第三层是 strategy-aware micro-batch determination。CoX-MoE 不再问“全模型应该用多大的 micro-batch”，而是只为 non-MoE operations 选择 micro-batch size；expert operation 的 micro-batch size 被固定为 full batch。这是一个很重要的接口简化：micro-batch 从全局执行粒度变成局部资源管理工具，避免它伤害 expert arithmetic intensity。

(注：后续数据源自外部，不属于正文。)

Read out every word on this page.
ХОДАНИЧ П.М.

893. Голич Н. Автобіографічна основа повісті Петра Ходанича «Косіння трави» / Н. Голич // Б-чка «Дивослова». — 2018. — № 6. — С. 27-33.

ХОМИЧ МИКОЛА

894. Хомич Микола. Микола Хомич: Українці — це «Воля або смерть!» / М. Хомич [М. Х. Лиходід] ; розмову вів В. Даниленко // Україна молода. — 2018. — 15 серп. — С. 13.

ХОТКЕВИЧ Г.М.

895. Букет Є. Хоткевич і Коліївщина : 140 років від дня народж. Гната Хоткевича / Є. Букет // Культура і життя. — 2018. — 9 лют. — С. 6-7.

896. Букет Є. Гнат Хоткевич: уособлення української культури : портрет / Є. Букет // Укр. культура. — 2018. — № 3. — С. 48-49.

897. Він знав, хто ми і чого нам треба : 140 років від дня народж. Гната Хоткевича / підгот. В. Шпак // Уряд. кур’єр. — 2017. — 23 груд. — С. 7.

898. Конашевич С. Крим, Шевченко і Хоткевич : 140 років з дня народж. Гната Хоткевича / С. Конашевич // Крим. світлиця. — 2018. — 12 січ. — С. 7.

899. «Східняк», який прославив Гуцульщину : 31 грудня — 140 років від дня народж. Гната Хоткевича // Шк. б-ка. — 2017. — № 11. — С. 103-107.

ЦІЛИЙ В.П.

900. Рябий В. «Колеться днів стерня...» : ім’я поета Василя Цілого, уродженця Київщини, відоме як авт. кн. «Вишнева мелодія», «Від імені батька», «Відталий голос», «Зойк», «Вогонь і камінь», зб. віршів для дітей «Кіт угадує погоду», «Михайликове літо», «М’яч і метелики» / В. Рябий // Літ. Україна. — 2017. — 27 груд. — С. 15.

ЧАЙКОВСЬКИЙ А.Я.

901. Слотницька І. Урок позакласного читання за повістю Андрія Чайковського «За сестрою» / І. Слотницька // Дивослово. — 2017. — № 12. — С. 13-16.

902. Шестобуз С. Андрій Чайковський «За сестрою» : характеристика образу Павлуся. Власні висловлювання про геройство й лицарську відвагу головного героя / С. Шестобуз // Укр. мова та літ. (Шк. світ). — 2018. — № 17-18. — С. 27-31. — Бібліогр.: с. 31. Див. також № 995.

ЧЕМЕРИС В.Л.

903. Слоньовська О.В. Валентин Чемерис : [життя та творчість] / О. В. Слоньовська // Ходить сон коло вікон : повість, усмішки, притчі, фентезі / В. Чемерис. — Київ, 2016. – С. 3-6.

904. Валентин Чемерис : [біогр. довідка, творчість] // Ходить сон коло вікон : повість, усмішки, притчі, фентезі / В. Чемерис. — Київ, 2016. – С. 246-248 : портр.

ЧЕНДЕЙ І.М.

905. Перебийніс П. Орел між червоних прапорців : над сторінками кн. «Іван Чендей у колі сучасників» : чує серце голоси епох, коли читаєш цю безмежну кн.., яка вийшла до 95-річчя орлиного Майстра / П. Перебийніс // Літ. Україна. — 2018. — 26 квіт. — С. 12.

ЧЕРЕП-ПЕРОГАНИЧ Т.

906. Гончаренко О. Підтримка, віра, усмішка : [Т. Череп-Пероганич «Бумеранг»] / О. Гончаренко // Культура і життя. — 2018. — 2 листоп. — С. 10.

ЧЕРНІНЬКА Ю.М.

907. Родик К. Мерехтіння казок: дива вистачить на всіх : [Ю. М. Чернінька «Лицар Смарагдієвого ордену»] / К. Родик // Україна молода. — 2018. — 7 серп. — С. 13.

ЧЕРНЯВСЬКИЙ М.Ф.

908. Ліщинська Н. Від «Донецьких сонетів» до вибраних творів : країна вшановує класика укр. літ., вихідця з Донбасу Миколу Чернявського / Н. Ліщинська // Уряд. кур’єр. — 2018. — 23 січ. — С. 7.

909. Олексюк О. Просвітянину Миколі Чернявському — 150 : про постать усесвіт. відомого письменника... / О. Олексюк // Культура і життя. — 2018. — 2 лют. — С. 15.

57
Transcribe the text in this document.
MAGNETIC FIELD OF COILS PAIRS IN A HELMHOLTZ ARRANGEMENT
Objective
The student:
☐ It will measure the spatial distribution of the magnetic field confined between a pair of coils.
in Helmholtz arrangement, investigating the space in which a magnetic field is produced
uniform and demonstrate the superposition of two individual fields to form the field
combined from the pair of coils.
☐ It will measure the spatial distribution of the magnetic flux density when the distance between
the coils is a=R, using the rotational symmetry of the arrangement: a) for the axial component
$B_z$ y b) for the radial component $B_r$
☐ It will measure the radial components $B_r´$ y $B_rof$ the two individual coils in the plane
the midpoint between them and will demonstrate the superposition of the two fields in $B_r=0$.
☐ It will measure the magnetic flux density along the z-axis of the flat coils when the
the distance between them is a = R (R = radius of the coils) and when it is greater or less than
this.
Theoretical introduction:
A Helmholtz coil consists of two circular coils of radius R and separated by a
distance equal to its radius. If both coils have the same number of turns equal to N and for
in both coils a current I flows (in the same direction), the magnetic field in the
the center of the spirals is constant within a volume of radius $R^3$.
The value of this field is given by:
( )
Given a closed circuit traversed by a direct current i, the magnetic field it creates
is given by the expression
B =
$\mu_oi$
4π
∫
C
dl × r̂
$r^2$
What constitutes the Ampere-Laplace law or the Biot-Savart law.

Expert-Aware Stratification（EAS）负责在 inference 前决定哪些 expert 值得预放进 GPU。流程是：为全部输入生成 embedding，聚类得到 strata，按比例选 prototype，只对 prototype 做 prefill-only probing，近似得到全局 expert activation map，再把高频 expert 放进 VRAM、低频 expert 留给 CPU/host 路径。EAS 的意义不是改变 router 决策，而是让 placement 更接近这一批数据的真实 expert 热度。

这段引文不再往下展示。